Typically, Hotelling’s deflation is utilized by substituting an extracted pseudo-eigenvector for a true eigenvector in the deflation step of [math]\displaystyle{ A_{t}=A_{t-1}-x_tx^T_tA_{t-1}x_tx^T_t }[/math]. This substitution, however, is seldom justified, for the properties of Hotelling’s deflation depend crucially on the use of a true eigenvector. If pseudo-eigenvectors are used in place of true eigenvectors, the Cauchy-Schwarz inequality is violated and the pseudo-eigenvectors may not be orthogonal to the deflated matrix. As well, the deflated matrix may not be positive semidefinite under pseudo-eigenvector Hotelling's deflation. This shortcoming can be a serious problem since most iterative sparse PCA methods assume a positive semidefinite matrix at each step.

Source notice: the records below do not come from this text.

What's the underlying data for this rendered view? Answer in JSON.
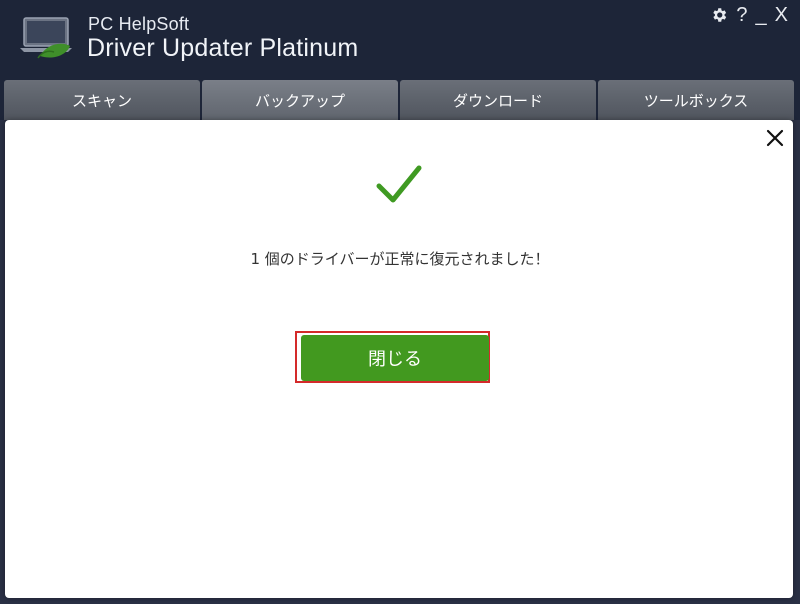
{
  "app": {
    "brand_top": "PC HelpSoft",
    "brand_main": "Driver Updater Platinum",
    "controls": {
      "help": "?",
      "minimize": "_",
      "close": "X"
    }
  },
  "tabs": [
    {
      "label": "スキャン"
    },
    {
      "label": "バックアップ"
    },
    {
      "label": "ダウンロード"
    },
    {
      "label": "ツールボックス"
    }
  ],
  "dialog": {
    "message": "1 個のドライバーが正常に復元されました！",
    "close_button": "閉じる",
    "icon": "check-icon"
  },
  "colors": {
    "accent": "#42991f",
    "highlight": "#d42a2a",
    "background": "#1d2538"
  }
}
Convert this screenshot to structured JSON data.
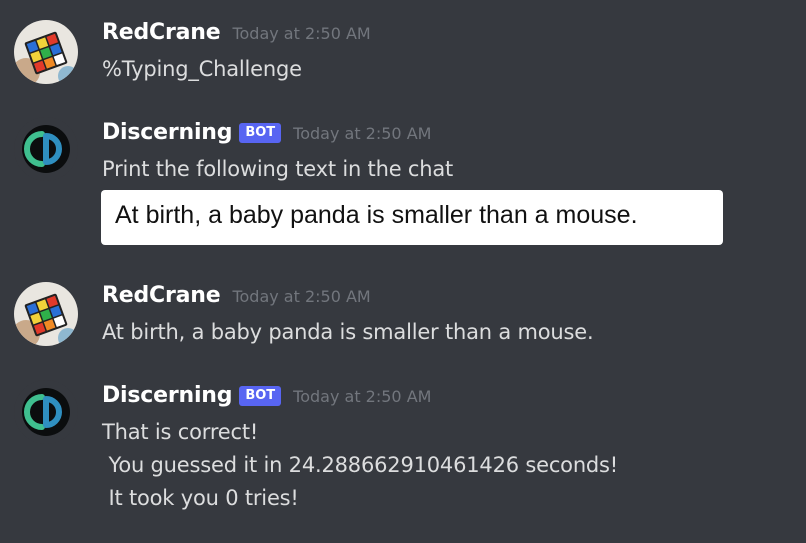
{
  "messages": [
    {
      "author": "RedCrane",
      "timestamp": "Today at 2:50 AM",
      "avatar_icon": "rubiks-cube-avatar",
      "text": "%Typing_Challenge"
    },
    {
      "author": "Discerning",
      "badge": "BOT",
      "timestamp": "Today at 2:50 AM",
      "avatar_icon": "discerning-logo-avatar",
      "text": "Print the following text in the chat",
      "image_text": "At birth, a baby panda is smaller than a mouse."
    },
    {
      "author": "RedCrane",
      "timestamp": "Today at 2:50 AM",
      "avatar_icon": "rubiks-cube-avatar",
      "text": "At birth, a baby panda is smaller than a mouse."
    },
    {
      "author": "Discerning",
      "badge": "BOT",
      "timestamp": "Today at 2:50 AM",
      "avatar_icon": "discerning-logo-avatar",
      "lines": [
        "That is correct!",
        " You guessed it in 24.288662910461426 seconds!",
        " It took you 0 tries!"
      ]
    }
  ],
  "colors": {
    "background": "#36393f",
    "username": "#ffffff",
    "timestamp": "#72767d",
    "message_text": "#dcddde",
    "bot_badge": "#5865f2"
  }
}
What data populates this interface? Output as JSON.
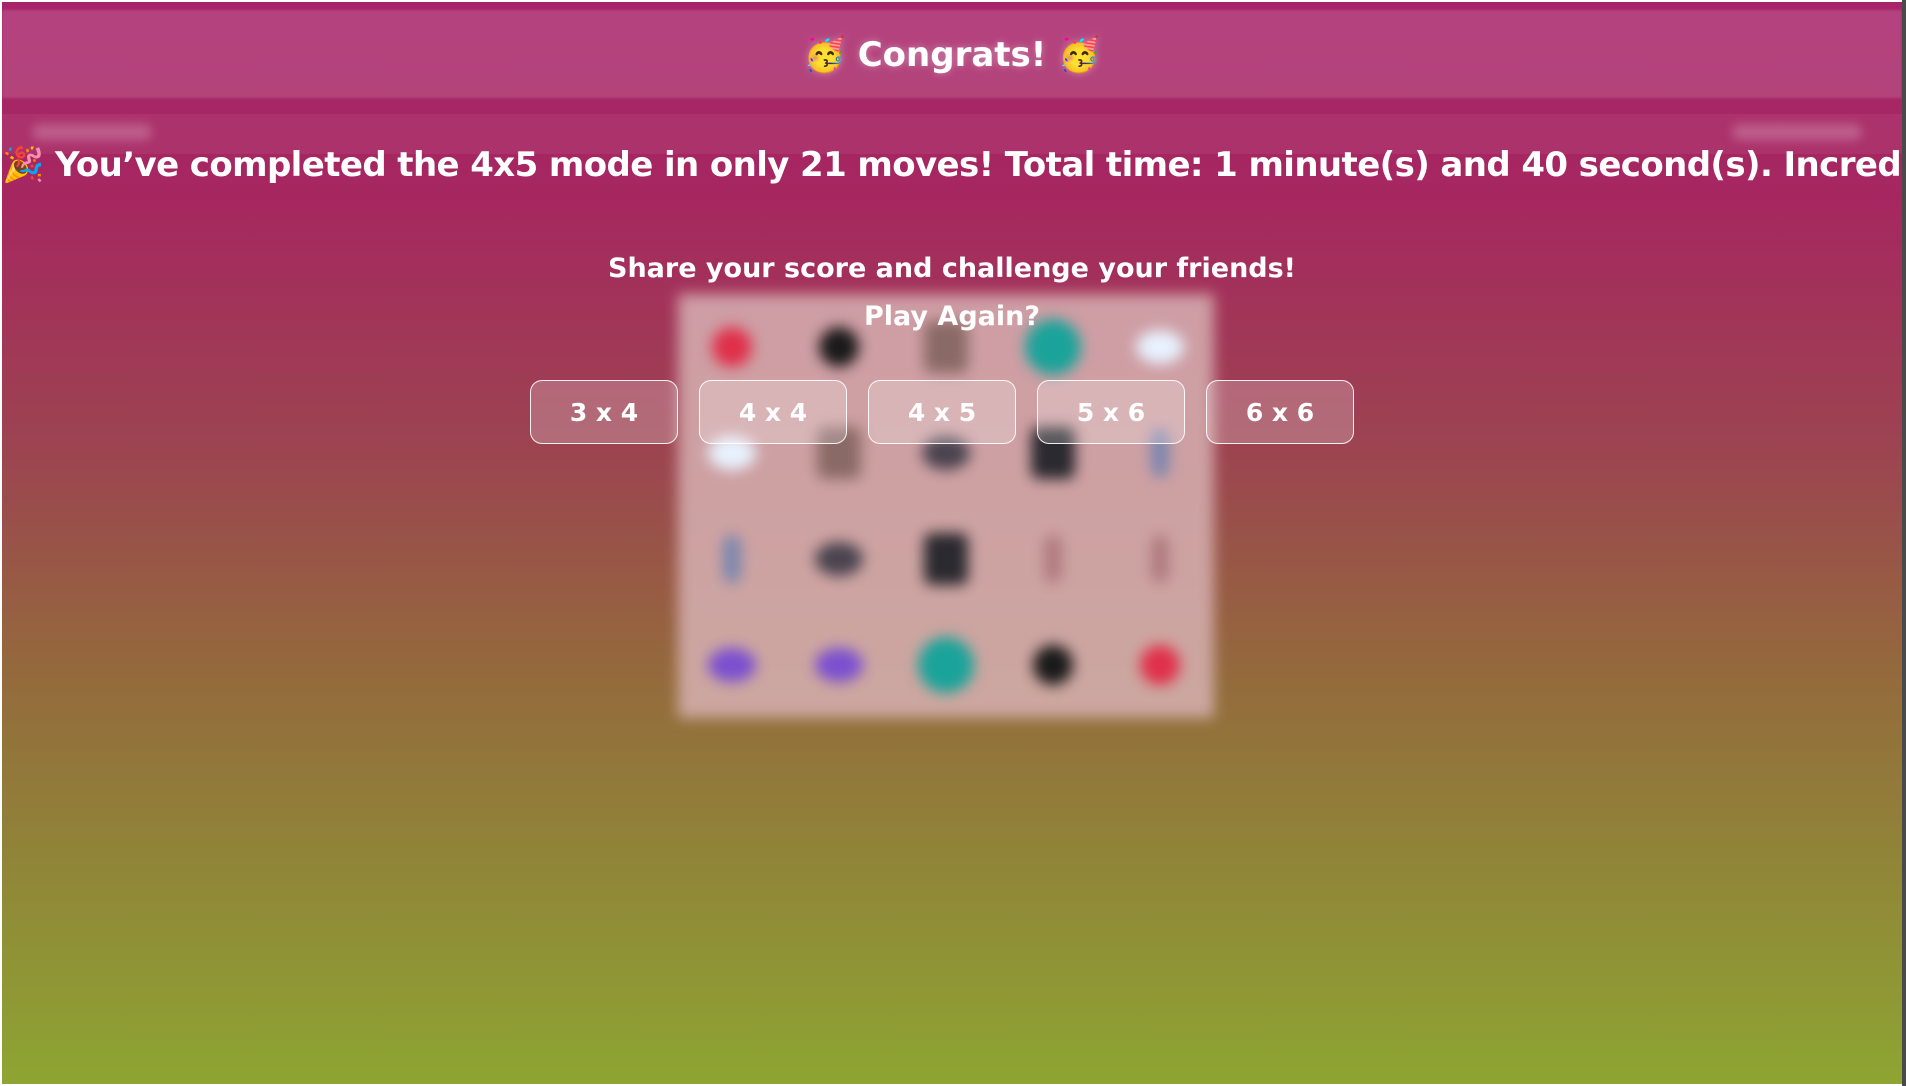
{
  "overlay": {
    "title": "🥳 Congrats! 🥳",
    "message": "🎉 You’ve completed the 4x5 mode in only 21 moves! Total time: 1 minute(s) and 40 second(s). Incredible!",
    "share_text": "Share your score and challenge your friends!",
    "play_again_label": "Play Again?",
    "mode_buttons": [
      {
        "label": "3 x 4"
      },
      {
        "label": "4 x 4"
      },
      {
        "label": "4 x 5"
      },
      {
        "label": "5 x 6"
      },
      {
        "label": "6 x 6"
      }
    ]
  },
  "board": {
    "mode": "4x5",
    "rows": 4,
    "cols": 5,
    "tiles": [
      {
        "icon": "red-heart-icon",
        "color": "#e0304a"
      },
      {
        "icon": "black-heart-icon",
        "color": "#1a1a1a"
      },
      {
        "icon": "brown-card-icon",
        "color": "#8a6a66"
      },
      {
        "icon": "globe-icon",
        "color": "#1aa39a"
      },
      {
        "icon": "cloud-icon",
        "color": "#e8f2ff"
      },
      {
        "icon": "cloud-icon",
        "color": "#e8f2ff"
      },
      {
        "icon": "brown-card-icon",
        "color": "#8a6a66"
      },
      {
        "icon": "dark-gadget-icon",
        "color": "#4a4450"
      },
      {
        "icon": "dark-vessel-icon",
        "color": "#2a2a30"
      },
      {
        "icon": "pen-icon",
        "color": "#7a86b0"
      },
      {
        "icon": "pen-icon",
        "color": "#7a86b0"
      },
      {
        "icon": "dark-gadget-icon",
        "color": "#4a4450"
      },
      {
        "icon": "dark-vessel-icon",
        "color": "#2a2a30"
      },
      {
        "icon": "thin-bottle-icon",
        "color": "#b07a80"
      },
      {
        "icon": "thin-bottle-icon",
        "color": "#b07a80"
      },
      {
        "icon": "purple-gem-icon",
        "color": "#7b4fd0"
      },
      {
        "icon": "purple-gem-icon",
        "color": "#7b4fd0"
      },
      {
        "icon": "globe-icon",
        "color": "#1aa39a"
      },
      {
        "icon": "black-heart-icon",
        "color": "#1a1a1a"
      },
      {
        "icon": "red-heart-icon",
        "color": "#e0304a"
      }
    ]
  },
  "colors": {
    "gradient_top": "#a8246a",
    "gradient_bottom": "#8ea532",
    "text": "#ffffff"
  }
}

Alternative deflation techniques

To rectify the failings of pseudo-eigenvector Hotelling's deflation the author considers several alternative deflation techniques better suited to the sparse PCA setting. It should be noted that any deflation-based sparse PCA method can utilize any of the deflation techniques discussed below.

Projection deflation

Given a data matrix [math]\displaystyle{ Y \in \mathbb{R}^{n\times p} }[/math] and an arbitrary unit vector [math]\displaystyle{ x\in \mathbb{R} }[/math], an intuitive way to remove the contribution of [math]\displaystyle{ \,x }[/math] from [math]\displaystyle{ \,Y }[/math] is to project [math]\displaystyle{ \,Y }[/math] onto the orthocomplement of the space spanned by [math]\displaystyle{ x:\hat{Y} = Y(I-xx^T) }[/math]. If [math]\displaystyle{ \,A }[/math] is the sample covariance matrix of [math]\displaystyle{ \,Y }[/math] , then the sample covariance of [math]\displaystyle{ \hat{Y} }[/math] is given by[math]\displaystyle{ \hat{A}=(I-xx^T)A(I-xx^T) }[/math], which leads to our formulation for projection deflation:

[math]\displaystyle{ A_t=A_{t-1}-x_tx_t^TA_{t-1}-A_{t-1}x_tx_t^T+x_tx_t^TA_{t-1}x_tx_t^T=(I-x_tx_t^T)A_{t-1}(I-x_tx_t^T) }[/math]
  • When [math]\displaystyle{ \,x_t }[/math] is a true eigenvector of [math]\displaystyle{ \,A_{t-1} }[/math] with eigenvalue [math]\displaystyle{ \,\lambda_t }[/math], projection deflation reduces to Hotelling's deflation. The derivation of this property is shown below.
[math]\displaystyle{ A_t=A_{t-1}-x_tx_t^TA_{t-1}-A_{t-1}x_tx_t^T+x_tx_t^TA_{t-1}x_tx_t^T }[/math]
[math]\displaystyle{ =A_{t-1}-\lambda_tx_tx_t^T-\lambda_tx_tx_t^T+\lambda_tx_tx_t^T }[/math]
[math]\displaystyle{ =A_{t-1}-x_tx^T_tA_{t-1}x_tx^T_t }[/math]
  • In the general case in which [math]\displaystyle{ \,x_t }[/math] is not a true eigenvector, projection deflation maintains the desirable properties that were lost to Hotelling's deflation. Unlike Hotelling's deflation, projection deflation preserves positive semi-definiteness of a matrix. This property is easy to show, and its derivation is given as follows: [math]\displaystyle{ \, \forall y,\; y^T A_t y = y^T (I - x_t x_t^T) A_{t-1} (I - x_t x_t^T) y = z^T A_{t-1} z }[/math], where [math]\displaystyle{ \, z = (I - x_t x_t^T) y. }[/math] Also, unlike Hotelling's deflation, projection deflation renders [math]\displaystyle{ \,A_t }[/math] both left and right orthogonal to [math]\displaystyle{ \,x_t }[/math]. This is because [math]\displaystyle{ \,(I - x_t x_t^T) x_t = x_t - x_t = 0 }[/math] and [math]\displaystyle{ \,A_t }[/math] is symmetric. This property also implies another important property of projection deflation: projection deflation annihilates all covariances with [math]\displaystyle{ \,x_t }[/math].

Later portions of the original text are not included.